In maintaining the exception of no cause of action, the trial judge relied on the decision of the Louisiana Supreme Court, on original hearing, in Succession of Clivens, 426 So.2d 585 (La.1982). In Clivens, the court was called upon to decide whether the decision in Succession of Brown, 388 So.2d 1151 (La.1980), should be applied retroactively or prospectively. In Brown, the court declared Civil Code Art. 919, as it appeared prior to its amendment by 1981 La. Acts No. 884, which barred illegitimate children from inheriting from their natural fathers in the same manner as legitimate children in intestate successions, unconstitutional on the basis of the Equal Protection Clause of the Fourteenth Amendment of the United States Constitution, and Article 1, § 3 of the 1974 Louisiana Constitution. In Clivens, on original hearing, the court held that Succession of Brown would be applied retroactively as to co-heirs in intestate successions, and prospectively from the date of its rendition, September 3, 1980, in testate successions and as to third parties. Because the present case involved a testate succession and the decedent died prior to September 3, 1980, the trial judge found that Clivens was controlling and that Brown would not apply retroactively to the present case. After the judgment granting the exception of no cause of action in this case, the Supreme Court rendered its decision on rehearing in Clivens. On rehearing, the Supreme Court held that Succession of Brown is to be applied retroactively, as it relates to testate as well as intestate successions, back to January 1,1975, the effective date of the Louisiana Constitution of 1974.

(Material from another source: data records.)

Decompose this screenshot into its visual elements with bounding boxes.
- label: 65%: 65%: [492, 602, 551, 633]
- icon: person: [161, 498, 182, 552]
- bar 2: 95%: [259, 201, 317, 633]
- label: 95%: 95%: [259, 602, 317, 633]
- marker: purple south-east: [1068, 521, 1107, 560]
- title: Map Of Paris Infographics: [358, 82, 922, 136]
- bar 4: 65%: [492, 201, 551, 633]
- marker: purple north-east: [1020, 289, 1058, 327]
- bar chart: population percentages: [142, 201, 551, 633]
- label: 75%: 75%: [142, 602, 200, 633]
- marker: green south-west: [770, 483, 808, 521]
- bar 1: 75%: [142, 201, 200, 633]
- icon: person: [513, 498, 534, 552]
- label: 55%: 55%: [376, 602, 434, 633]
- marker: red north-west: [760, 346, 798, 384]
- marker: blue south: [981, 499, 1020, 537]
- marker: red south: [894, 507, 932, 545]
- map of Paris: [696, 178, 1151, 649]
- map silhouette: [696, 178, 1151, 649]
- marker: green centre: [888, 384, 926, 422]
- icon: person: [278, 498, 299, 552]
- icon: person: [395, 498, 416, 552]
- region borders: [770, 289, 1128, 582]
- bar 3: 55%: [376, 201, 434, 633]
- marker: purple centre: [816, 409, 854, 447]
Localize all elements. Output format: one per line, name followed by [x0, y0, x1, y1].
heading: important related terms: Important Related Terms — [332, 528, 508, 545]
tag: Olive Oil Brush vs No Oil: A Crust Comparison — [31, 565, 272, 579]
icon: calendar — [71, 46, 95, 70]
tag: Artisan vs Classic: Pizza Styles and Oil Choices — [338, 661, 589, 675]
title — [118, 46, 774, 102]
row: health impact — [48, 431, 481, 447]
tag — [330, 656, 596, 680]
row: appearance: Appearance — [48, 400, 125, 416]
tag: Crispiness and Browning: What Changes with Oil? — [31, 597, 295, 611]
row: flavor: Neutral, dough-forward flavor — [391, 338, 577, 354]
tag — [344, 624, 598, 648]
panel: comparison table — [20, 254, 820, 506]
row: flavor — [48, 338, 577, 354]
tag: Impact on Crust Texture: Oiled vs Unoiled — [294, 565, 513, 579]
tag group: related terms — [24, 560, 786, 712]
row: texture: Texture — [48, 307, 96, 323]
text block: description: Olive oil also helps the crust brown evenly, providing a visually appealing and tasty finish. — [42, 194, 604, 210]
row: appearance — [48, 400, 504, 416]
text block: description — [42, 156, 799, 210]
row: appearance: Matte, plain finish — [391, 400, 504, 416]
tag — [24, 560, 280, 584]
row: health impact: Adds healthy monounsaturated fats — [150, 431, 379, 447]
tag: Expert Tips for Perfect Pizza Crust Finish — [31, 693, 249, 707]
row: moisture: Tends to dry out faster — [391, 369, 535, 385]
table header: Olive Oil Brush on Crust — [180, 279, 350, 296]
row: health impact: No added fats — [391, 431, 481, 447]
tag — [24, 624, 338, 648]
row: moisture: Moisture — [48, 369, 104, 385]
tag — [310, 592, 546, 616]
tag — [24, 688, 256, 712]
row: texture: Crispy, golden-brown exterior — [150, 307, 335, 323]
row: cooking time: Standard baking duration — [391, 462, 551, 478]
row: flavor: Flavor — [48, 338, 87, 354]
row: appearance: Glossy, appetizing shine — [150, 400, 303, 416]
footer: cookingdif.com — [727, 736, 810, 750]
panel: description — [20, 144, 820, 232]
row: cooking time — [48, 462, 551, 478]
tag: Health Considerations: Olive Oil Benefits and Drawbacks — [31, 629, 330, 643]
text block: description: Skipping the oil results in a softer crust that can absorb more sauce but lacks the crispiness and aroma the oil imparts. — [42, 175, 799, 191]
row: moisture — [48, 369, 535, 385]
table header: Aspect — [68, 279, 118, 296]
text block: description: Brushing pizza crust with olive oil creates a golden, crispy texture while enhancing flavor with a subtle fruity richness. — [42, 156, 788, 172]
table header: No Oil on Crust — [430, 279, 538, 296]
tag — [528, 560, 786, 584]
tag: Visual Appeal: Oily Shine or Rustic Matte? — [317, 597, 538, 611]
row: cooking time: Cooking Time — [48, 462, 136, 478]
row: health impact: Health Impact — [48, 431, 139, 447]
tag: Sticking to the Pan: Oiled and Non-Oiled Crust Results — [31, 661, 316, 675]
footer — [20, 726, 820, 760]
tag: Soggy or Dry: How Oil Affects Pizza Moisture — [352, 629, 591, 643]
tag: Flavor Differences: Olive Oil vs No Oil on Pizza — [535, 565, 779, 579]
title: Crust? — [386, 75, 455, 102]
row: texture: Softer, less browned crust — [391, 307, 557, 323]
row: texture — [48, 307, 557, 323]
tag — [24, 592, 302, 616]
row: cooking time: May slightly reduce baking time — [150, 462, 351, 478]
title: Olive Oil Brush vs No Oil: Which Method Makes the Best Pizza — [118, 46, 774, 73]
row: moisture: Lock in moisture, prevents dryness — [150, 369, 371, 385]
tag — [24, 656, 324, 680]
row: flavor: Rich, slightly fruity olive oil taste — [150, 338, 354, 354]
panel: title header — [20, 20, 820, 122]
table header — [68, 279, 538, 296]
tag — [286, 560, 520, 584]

The defendant, however, argues that the holdings in Brown and Clivens are not con*621trolling in the present case because the issue of forced heirship and the legitime under Art. 1493 was not before the court in those cases, which involved only Civil Code Art. 919 and the order of devolution of property in an intestate succession. They contend that any reference to testate successions is therefore dicta. Although we find this contention to be technically correct, we find the rationale of those cases to be compelling authority for reaching the same conclusions with respect to Civil Code Art. 1493 as that which the court reached with respect to Civil Code Art. 919. We therefore conclude that the plaintiffs have stated a cause of action. The ruling of the trial court sustaining the exception of no cause of action will therefore be reversed. Because the trial court did not rule upon the constitutionality of C.C. Art. 1493 or the plaintiffs’ right to a reduction of the alleged excessive donations, the case is remanded for further proceedings consistent with the view expressed herein.

REVERSED AND REMANDED.

DOMENGEAUX, J., concurs and files brief reasons.






Concurrence Opinion

DOMENGEAUX, Judge,

concurring.

I agree with this reversal and remand only because I have no other choice. I do not agree that C.C. Article 919 is unconstitutional as so declared in Brown (see my concurring opinion in Succession of Layssard, 412 So.2d 135 (La.App.1982)) and further I do not agree with Clivens on rehearing which applied Brown retroactively to January 1, 1975.

I reluctantly agree however with the majority opinion herein that the realities of the current Louisiana Supreme Court jurisprudence causes us to reach the same conclusion with respect to C.C. 1493 as has been mandated with respect to C.C. 919.